Despite his pain and the blood still streaming down his arm, the boy smiled.
Or at least, Rosa thought it was a smile. In practice, it came out as more of a tight-lipped grimace accompanied by a noise that could have meant anything. Still, Rosa had seen worse attempts at bravery during her training as a healer. She'd found that men -- and particularly teenage boys -- often followed a strict, unwavering belief in the myths of a tough attitude. There were to be no wails, no winces, and no tears or else they'd never hear the end of it. Of course, Rosa wouldn't have judged the boy at all for his sensitivity, but she knew better than to say so. Instead, she willfully ignored his white-lips and trembling fingers, and returned the smile with a gentle one of her own.
A comforting attitude was often just as important as magic when it came to healing the wounded.
"I'm Tidus from Zanarkand," the boy squeaked between ragged breaths. "I'm r-really glad to have run into you Rosa, thanks for saving me from that crazy bird." As if on cue, the bird in question gave a sudden, piercing squawk from behind them. Rosa watched it warily as she guided streams of magic from her fingers. Its claws were still stained with the boy's blood, and the bird didn't seem intent on calming itself anytime soon.
"I'm guessing you're not from around here either then..." Tidus continued without waiting for a response. His eyes lowered to the ground and he shook his head slowly. "I keep... I keep asking myself, 'Why me? Why did I come here?' And I think I'm meant to be here for a reason... a bigger reason than to get mauled by angry birds. How about you?"
Rosa blinked. "Me?"
"Uh, sorry," Tidus said with an uncomfortable laugh. "I just--my head still feels kinda swimmy so..." Once again, his eyes lowered to the ground. Rosa frowned.
"No, no. It's alright. It's just a lot to keep up with." Rosa watched a pink patch of fresh skin form over the boy's wounds. It still looked irritated and was partially hardened from scabs, but it wouldn't take much longer. Had she the supplies, Rosa might have stitched the wound together to avoid any possible scarring. She had the feeling that Tidus was not the type to appreciate the masculine ruggedness of scars.
"It's nice to meet you, Tidus. I've never heard of Zanarkand, but then, I've never heard of anything here. I'm sure that Zanarkand is a beautiful place." The words carried with them a subtle sadness that had nothing to do with Tidus' homeland. She pushed a loose strand of hair behind her ear and remembered the scent of water and wildflowers.
"I don't know why you're here. Or why I'm here, for that matter. I don't know if there's a purpose or if it was all an accident. I don't even know where here is, but I think that I've gone through stranger and far more dangerous. And I wouldn't take that back for anything." Rosa's fingers paused over the boy's newly formed skin. She tried not to think about the sharp grip iron bands around her arms or of the consuming darkness beyond the moon.

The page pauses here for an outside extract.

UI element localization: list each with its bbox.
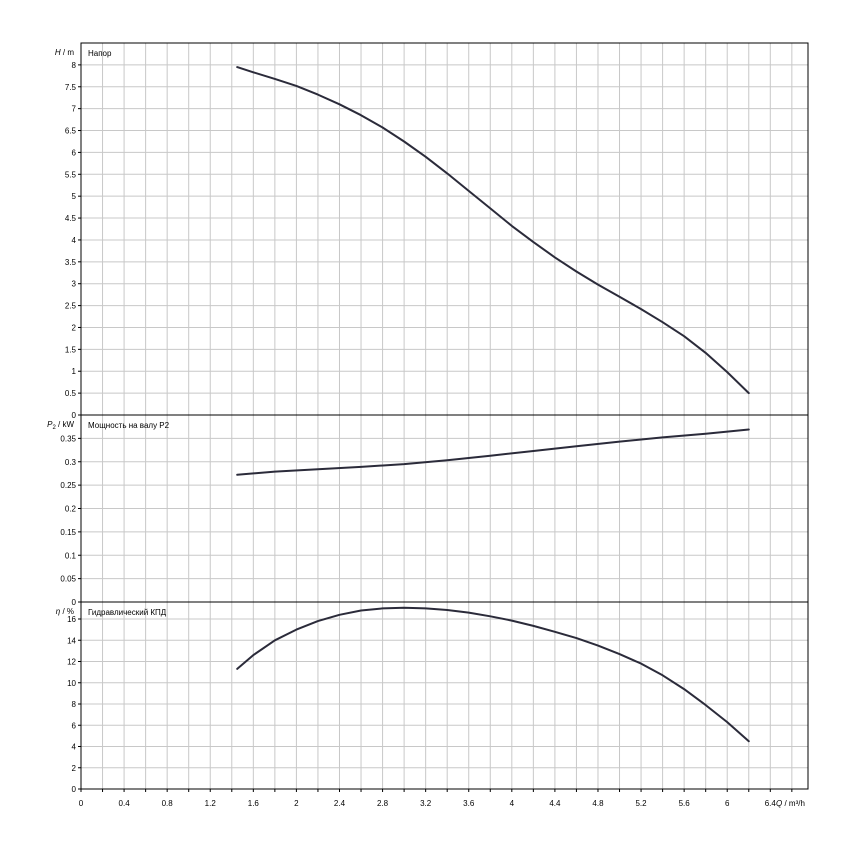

"Not so long ago, I left home to follow someone who I loved. We traveled from one end of the world to the other, and then to different worlds altogether. The whole time, I missed Baron more than I can say, but I found something more important than myself on that journey. Sometimes it takes leaving what you know to discover what's worth fighting for."
Rosa sighed. Her hair had fallen into her eyes again, and she brushed it away. Rosa tried to keep the sadness from her smile, but didn't know how well she managed.
"Your wound isn't going to heal much more. Can you stand?" Rosa rose and offered Tidus her hand.
Beyond the fence, the rogue chocobo kicked at a clear patch of ground and rooted through the earth for stray worms. Its feathers ruffled in residual irritation. "What did you do to provoke that bird?" Rosa said more to herself than to Tidus. "Chocobos are usually docile. The rancher shouldn't have allowed you anywhere near a bird that aggressive."
As if in answer, the chocobo snorted haughtily into the dirt.